While water costs have increased, it’s not enough to inspire anyone to use less water in the central region, McDonald says. “People grumble, but they aren’t changing their habits,” McDonald says. “Here, we are absolutely wasting water. But it’s hard to waste a resource you’re ankle deep in. The water table here is high. Yet, we’re a whole bunch of water hogs here in the Midwest.”

Steve Ray, owner of Minnesota-based Sunrise Sprinkler & Landscape Lighting, agrees. “We try to tell customers not to water too much, but it falls on deaf ears most of the time,” he says. “There’s no drought in my area but it’s been dry. City water costs vary quite a bit. There are no real water restrictions at this point—only recommendations from time to time.”

The real issue is with the irrigation systems. “I can still drive by a property and see a malfunctioning irrigation head shooting water into the street,” McDonald says. “I have yet to come across a system that has sensors. Here, irrigation systems are a luxury. It’s a nice thing to have. We get plenty of rain, so people feel they don’t have to have one … or don’t have to fix one that’s broken.”

Ray is in the same boat. “We see more set-it-and-forget-it setups,” he says. “We get a lot of calls from them after the lawns change color.”

The East Coast is not immune

And don’t think the East Coast is immune. While water problems are the worst in the West, the GAO report listed North Carolina and Delaware as the eastern states most likely to experience regional water shortages in the next decade. Drought certainly doesn’t happen overnight; it can creep up on an area.

When water is a concern, where do regulations hit first? The landscape. Outdoor irrigation makes up 44 percent of California’s urban and suburban community water use, according to the state water board. Mandatory water conservation rules so far include a ban on watering lawns and landscapes within 48 hours of measurable rain and municipalities and private companies must limit lawn watering to two days per week—not to mention limiting lawns to 25 percent of a home’s yard, rewarding those who replace lawns with more drought-tolerant plants, and not fining those who let their lawns go brown.

Yes, attention is on California due to its size, but other states are taking note. Rising water rates and water regulations are already impacting landscape contractors in states where water supplies are at a premium, and others also expect it to soon become a challenge.
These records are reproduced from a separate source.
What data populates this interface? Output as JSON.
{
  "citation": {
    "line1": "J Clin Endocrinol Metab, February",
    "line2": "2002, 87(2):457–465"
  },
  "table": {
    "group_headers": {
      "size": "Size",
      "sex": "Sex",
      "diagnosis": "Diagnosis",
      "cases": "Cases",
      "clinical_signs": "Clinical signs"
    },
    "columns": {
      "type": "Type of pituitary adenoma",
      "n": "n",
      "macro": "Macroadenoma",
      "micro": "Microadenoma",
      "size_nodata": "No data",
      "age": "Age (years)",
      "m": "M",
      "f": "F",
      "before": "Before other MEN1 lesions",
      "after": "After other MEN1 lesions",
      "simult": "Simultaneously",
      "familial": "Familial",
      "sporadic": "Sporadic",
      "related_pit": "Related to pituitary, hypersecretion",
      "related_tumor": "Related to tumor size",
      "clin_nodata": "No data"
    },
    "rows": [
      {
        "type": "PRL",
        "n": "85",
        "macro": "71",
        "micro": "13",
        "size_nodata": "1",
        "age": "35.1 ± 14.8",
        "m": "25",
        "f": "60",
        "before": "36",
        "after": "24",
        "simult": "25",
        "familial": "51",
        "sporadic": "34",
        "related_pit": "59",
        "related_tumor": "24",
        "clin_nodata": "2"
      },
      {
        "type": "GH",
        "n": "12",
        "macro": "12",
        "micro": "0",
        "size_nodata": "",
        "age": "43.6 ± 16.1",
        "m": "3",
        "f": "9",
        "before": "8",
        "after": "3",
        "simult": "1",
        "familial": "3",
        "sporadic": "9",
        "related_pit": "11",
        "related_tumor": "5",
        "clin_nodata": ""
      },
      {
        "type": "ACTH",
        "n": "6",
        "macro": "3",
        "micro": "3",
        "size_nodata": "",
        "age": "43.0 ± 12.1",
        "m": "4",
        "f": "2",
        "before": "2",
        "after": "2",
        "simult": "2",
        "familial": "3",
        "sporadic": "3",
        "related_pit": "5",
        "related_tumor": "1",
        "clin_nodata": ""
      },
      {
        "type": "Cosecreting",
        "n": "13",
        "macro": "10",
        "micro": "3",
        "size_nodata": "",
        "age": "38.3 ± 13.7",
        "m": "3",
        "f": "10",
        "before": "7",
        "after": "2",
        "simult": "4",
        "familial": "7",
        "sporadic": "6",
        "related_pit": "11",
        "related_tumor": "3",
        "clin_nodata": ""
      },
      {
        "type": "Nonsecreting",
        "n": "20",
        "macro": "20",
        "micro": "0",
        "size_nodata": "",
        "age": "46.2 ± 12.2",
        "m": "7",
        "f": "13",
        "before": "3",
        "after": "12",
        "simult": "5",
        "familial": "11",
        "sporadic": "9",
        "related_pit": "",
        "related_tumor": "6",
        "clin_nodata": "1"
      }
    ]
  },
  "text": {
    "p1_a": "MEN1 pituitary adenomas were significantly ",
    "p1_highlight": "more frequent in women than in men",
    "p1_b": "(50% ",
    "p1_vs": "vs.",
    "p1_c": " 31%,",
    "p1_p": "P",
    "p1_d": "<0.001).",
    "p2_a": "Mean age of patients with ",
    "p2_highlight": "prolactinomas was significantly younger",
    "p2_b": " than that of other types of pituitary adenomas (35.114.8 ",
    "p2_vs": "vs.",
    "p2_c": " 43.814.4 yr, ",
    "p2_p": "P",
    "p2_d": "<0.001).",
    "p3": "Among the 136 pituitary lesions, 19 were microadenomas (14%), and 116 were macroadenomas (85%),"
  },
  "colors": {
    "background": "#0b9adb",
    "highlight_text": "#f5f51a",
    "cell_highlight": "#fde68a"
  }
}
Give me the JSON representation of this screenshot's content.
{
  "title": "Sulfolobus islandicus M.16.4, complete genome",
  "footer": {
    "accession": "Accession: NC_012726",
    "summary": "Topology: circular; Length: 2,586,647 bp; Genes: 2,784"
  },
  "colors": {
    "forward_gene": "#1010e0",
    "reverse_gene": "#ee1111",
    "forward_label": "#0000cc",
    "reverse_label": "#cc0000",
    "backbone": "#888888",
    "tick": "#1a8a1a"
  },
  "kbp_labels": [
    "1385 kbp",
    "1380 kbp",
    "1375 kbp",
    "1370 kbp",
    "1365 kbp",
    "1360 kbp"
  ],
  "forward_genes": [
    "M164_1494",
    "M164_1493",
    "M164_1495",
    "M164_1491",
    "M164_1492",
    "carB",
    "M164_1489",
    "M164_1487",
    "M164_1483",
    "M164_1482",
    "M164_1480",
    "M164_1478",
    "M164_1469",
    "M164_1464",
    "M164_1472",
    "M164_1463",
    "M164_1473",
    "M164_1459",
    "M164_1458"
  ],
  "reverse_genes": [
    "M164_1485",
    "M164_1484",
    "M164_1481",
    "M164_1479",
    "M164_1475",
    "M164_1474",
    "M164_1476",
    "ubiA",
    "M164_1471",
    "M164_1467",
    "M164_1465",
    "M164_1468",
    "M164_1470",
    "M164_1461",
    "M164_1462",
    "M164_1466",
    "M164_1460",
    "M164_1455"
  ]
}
Nationally, 70 percent of landscape professionals answering Turf’s survey see water becoming an issue in their region, even if it’s not an issue now.

In fact, here’s where it gets interesting—89 percent of those in the West feel that even if water isn’t an issue in their region it will become an issue as drought conditions worsen, along with 74 percent in the South, 54 percent in the Central region and 69 percent in the Northeast. (Yes, 69 percent in the region where currently 0 percent of people feel water is currently a problem.)

Continued population growth and changing weather patterns are expected to leave more areas of the country more vulnerable to serious droughts and water issues in the future.

As McDonald says, “People can certainly learn to live with a lot less water.”